Presumably, this whale was similar to the “big fish” that swallowed Jonah, in the Old Testament. Jonah also avoided any digestive activities inside the whale.
Like Pinnochio, Jonah had been a bad boy.
Whereas Pinnochio had run off to Pleasure Island to smoke cigars and play pool with a group of juvenile delinquents, Jonah had been commanded by God to go to the city of Nineveh and prophesy against it “for their great wickedness”. Instead, Jonah boarded a ship bound for Tarshish and nearly caused a shipwreck. God whipped up an extraordinary storm, and when the sailors determined that Jonah was the cause, they tossed him overboard, thus saving the ship and causing Jonah to be swallowed by Monstro or a similar piscine creature.
Jonah remained in the creature’s belly for three days and three nights, while avoiding any digestive activities.
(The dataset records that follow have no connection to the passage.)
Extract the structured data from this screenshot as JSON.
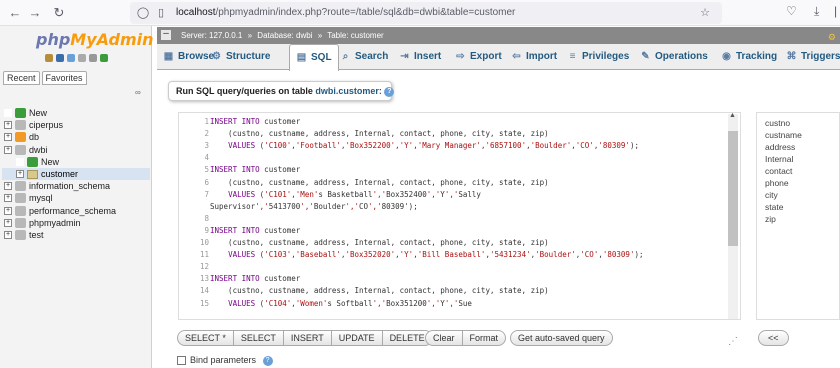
{
  "browser": {
    "url_host": "localhost",
    "url_path": "/phpmyadmin/index.php?route=/table/sql&db=dwbi&table=customer"
  },
  "logo": {
    "part1": "php",
    "part2": "MyAdmin"
  },
  "left": {
    "recent_tab": "Recent",
    "favorites_tab": "Favorites",
    "tree": [
      {
        "label": "New",
        "kind": "new",
        "indent": 0
      },
      {
        "label": "ciperpus",
        "kind": "db",
        "indent": 0
      },
      {
        "label": "db",
        "kind": "db-orange",
        "indent": 0
      },
      {
        "label": "dwbi",
        "kind": "db",
        "indent": 0
      },
      {
        "label": "New",
        "kind": "new",
        "indent": 1
      },
      {
        "label": "customer",
        "kind": "table",
        "indent": 1,
        "selected": true
      },
      {
        "label": "information_schema",
        "kind": "db",
        "indent": 0
      },
      {
        "label": "mysql",
        "kind": "db",
        "indent": 0
      },
      {
        "label": "performance_schema",
        "kind": "db",
        "indent": 0
      },
      {
        "label": "phpmyadmin",
        "kind": "db",
        "indent": 0
      },
      {
        "label": "test",
        "kind": "db",
        "indent": 0
      }
    ]
  },
  "breadcrumb": {
    "server": "Server: 127.0.0.1",
    "database": "Database: dwbi",
    "table": "Table: customer",
    "separator": "»"
  },
  "tabs": [
    {
      "label": "Browse",
      "icon": "▦",
      "name": "tab-browse"
    },
    {
      "label": "Structure",
      "icon": "⚙",
      "name": "tab-structure"
    },
    {
      "label": "SQL",
      "icon": "▤",
      "name": "tab-sql",
      "active": true
    },
    {
      "label": "Search",
      "icon": "⌕",
      "name": "tab-search"
    },
    {
      "label": "Insert",
      "icon": "⇥",
      "name": "tab-insert"
    },
    {
      "label": "Export",
      "icon": "⇨",
      "name": "tab-export"
    },
    {
      "label": "Import",
      "icon": "⇦",
      "name": "tab-import"
    },
    {
      "label": "Privileges",
      "icon": "≡",
      "name": "tab-privileges"
    },
    {
      "label": "Operations",
      "icon": "✎",
      "name": "tab-operations"
    },
    {
      "label": "Tracking",
      "icon": "◉",
      "name": "tab-tracking"
    },
    {
      "label": "Triggers",
      "icon": "⌘",
      "name": "tab-triggers"
    }
  ],
  "sql": {
    "header_prefix": "Run SQL query/queries on table",
    "table_ref": "dwbi.customer:",
    "lines": [
      {
        "n": "1",
        "t": "INSERT INTO customer"
      },
      {
        "n": "2",
        "t": "    (custno, custname, address, Internal, contact, phone, city, state, zip)"
      },
      {
        "n": "3",
        "t": "    VALUES ('C100','Football','Box352200','Y','Mary Manager','6857100','Boulder','CO','80309');"
      },
      {
        "n": "4",
        "t": ""
      },
      {
        "n": "5",
        "t": "INSERT INTO customer"
      },
      {
        "n": "6",
        "t": "    (custno, custname, address, Internal, contact, phone, city, state, zip)"
      },
      {
        "n": "7",
        "t": "    VALUES ('C101','Men's Basketball','Box352400','Y','Sally"
      },
      {
        "n": "",
        "t": "Supervisor','5413700','Boulder','CO','80309');"
      },
      {
        "n": "8",
        "t": ""
      },
      {
        "n": "9",
        "t": "INSERT INTO customer"
      },
      {
        "n": "10",
        "t": "    (custno, custname, address, Internal, contact, phone, city, state, zip)"
      },
      {
        "n": "11",
        "t": "    VALUES ('C103','Baseball','Box352020','Y','Bill Baseball','5431234','Boulder','CO','80309');"
      },
      {
        "n": "12",
        "t": ""
      },
      {
        "n": "13",
        "t": "INSERT INTO customer"
      },
      {
        "n": "14",
        "t": "    (custno, custname, address, Internal, contact, phone, city, state, zip)"
      },
      {
        "n": "15",
        "t": "    VALUES ('C104','Women's Softball','Box351200','Y','Sue"
      }
    ]
  },
  "columns": [
    "custno",
    "custname",
    "address",
    "Internal",
    "contact",
    "phone",
    "city",
    "state",
    "zip"
  ],
  "buttons": {
    "select_star": "SELECT *",
    "select": "SELECT",
    "insert": "INSERT",
    "update": "UPDATE",
    "delete": "DELETE",
    "clear": "Clear",
    "format": "Format",
    "auto_saved": "Get auto-saved query",
    "insert_col": "<<"
  },
  "bind_params": "Bind parameters"
}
Much of those three days were spent praying for mercy, and promising to fulfill his duties as a prophet. No fire was necessary; God commanded the whale to vomit Jonah out.
So, as mentioned, people do occasionally get swallowed by whales and live to tell the tale. Generally, following their escape, they resolve to be better people, as was the case with Pinnochio and Jonah.
In Jonah’s case, he went on to warn the inhabitants of Nineveh about their coming destruction, and the entire community repented, and was spared.
In Pinnochio’s case, he died while saving Geppetto, but was resurrected by the Blue Fairy and made into a real boy.
Surviving a potential disaster can change your life.
From the BBC interview with Adrián Simancas:
“I felt a slimy texture brush my face,” he recalled, adding that all he could see was dark blue and white.
“I wondered what I could do if it had swallowed me since I could no longer fight to stop it,” he said.
Adrián told the reporter he felt he’d received a “second chance” when the whale spat him out.
His unusual experience, in one of the most extreme places on Earth, “invited me to reflect on what I could have done better up until that point, and on the ways I can take advantage of the experience and appreciate it as well.”
I could name a few people who would benefit from being spit out by a whale.